Pilot 的 xDS 服务器功能由 DiscoveryServer 实现，由于 pilot 与 envoy 之间的 Grpc 连接是双向 stream，所以 pilot 可以主动向 envoy 推送更新，或者 envoy 也可以主动发起 xDS 请求。

在 DiscoveryServer 开始时，会启动几个协程，其中最重要的是：

handleUpdates：用于从 pushChannel 中取出推送消息，并进行 debounce 后送入 pushQueue。
sendPushes：用于从 pushQueue 中取出消息，生成 xDS 消息，并发送到客户端的 pushChannel 中。

func (s *DiscoveryServer) Start(stopCh <-chan struct{}) {
    go s.WorkloadEntryController.Run(stopCh)
    go s.handleUpdates(stopCh)
    go s.periodicRefreshMetrics(stopCh)
    go s.sendPushes(stopCh)
    go s.Cache.Run(stopCh)
}

向 Envoy 推送更新

向 Envoy 推送更新的流程如下：

Config Controller 和 Service Controller 在配置或者服务发生变化时通过回调方法通知 Discovery Server，Discovery Server 将变化的消息推至 Push Channel 中。
Discovery Server 通过一个 goroutine 从 Push Channel 中接收变化消息，将一段时间内连续发生的变化消息进行合并（debounce）。如果超过指定时间没有新的变化消息，则将合并后的消息加入到一个队列 Push Queue 中。
另一个 goroutine 从 Push Queue 中取出变化消息，生成 XdsEvent，发送到每个客户端连接的 Push Channel 中。
（每一个 Grpc 客户端连接）在 DiscoveryServer.StreamAggregatedResources 方法中从 Push Channel 中取出 XdsEvent，然后根据上下文生成符合 xDS 接口规范的 DiscoveryResponse，通过 GRPC 推送给 Envoy 。

推送消息至 pushChannel

当服务或者配置发生变化后，会调用 DiscoveryServer.ConfigUpdate 方法，将推送请求推送至 pushChannel 中。

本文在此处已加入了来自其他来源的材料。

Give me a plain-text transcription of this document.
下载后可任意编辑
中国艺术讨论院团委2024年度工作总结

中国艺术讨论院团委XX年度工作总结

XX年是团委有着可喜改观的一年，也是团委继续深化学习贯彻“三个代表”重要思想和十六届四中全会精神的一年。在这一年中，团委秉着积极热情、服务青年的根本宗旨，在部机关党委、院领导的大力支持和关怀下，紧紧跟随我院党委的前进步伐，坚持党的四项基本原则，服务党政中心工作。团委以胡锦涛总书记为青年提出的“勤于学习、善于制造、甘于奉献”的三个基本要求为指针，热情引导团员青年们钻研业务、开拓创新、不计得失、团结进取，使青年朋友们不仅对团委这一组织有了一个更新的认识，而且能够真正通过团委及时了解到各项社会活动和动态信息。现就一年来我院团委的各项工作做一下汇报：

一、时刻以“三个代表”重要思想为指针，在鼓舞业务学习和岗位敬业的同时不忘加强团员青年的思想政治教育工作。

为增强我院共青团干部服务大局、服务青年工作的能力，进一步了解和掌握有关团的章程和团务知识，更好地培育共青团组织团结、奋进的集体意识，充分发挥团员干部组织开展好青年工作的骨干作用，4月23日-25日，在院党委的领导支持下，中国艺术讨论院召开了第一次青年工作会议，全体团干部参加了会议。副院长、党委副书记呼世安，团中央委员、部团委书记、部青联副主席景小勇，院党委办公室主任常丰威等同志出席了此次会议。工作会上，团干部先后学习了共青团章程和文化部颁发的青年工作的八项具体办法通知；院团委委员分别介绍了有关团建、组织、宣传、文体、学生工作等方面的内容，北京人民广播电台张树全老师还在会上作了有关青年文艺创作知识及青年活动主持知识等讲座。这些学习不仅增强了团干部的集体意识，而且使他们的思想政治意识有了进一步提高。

// ConfigUpdate implements ConfigUpdater interface, used to request pushes.
func (s *DiscoveryServer) ConfigUpdate(req *model.PushRequest) {
    if len(model.ConfigsOfKind(req.ConfigsUpdated, kind.Address)) > 0 {
       // This is a bit like clearing EDS cache on EndpointShard update. Because Address
       // types are fetched dynamically, they are not part of the same protections, so we need to clear
       // the cache.
       s.Cache.ClearAll()
    }
    inboundConfigUpdates.Increment()
    s.InboundUpdates.Inc()
    s.pushChannel <- req
}

读取 pushChannel 进行 debounce

什么是 debounce

debounce 即防抖，作用就是合并一段时间内的 xDS 推送请求，防止 xDS 推送过多影响网络性能占用带宽。

debounce 有两个关键时间概念：

静默时间：静默时间就是，从上一个请求的时间开始，没有新的请求时间。
最大延迟时间：最大延迟时间就是，从第一个被合并的请求开始，等待的最大时间。

当等待时间大于最大延迟时间，或者大于静默时间时，就结束一次 debounce 发送一个 xDS 请求。

debounce 逻辑

在 istio 中，debounce 的主要逻辑如下：

当收到 freeCh 信号时，说明此时上一个 PushRequest 请求已经送入到了 pushQueue 中。所以，调用 pushWorker 尝试将 PushRequest 送入到 pushQueue 中，如果已经超过了最大延迟时间或者静默时间，则将 PushRequest 送入 pushQueue；否则设置静默时间的定时器。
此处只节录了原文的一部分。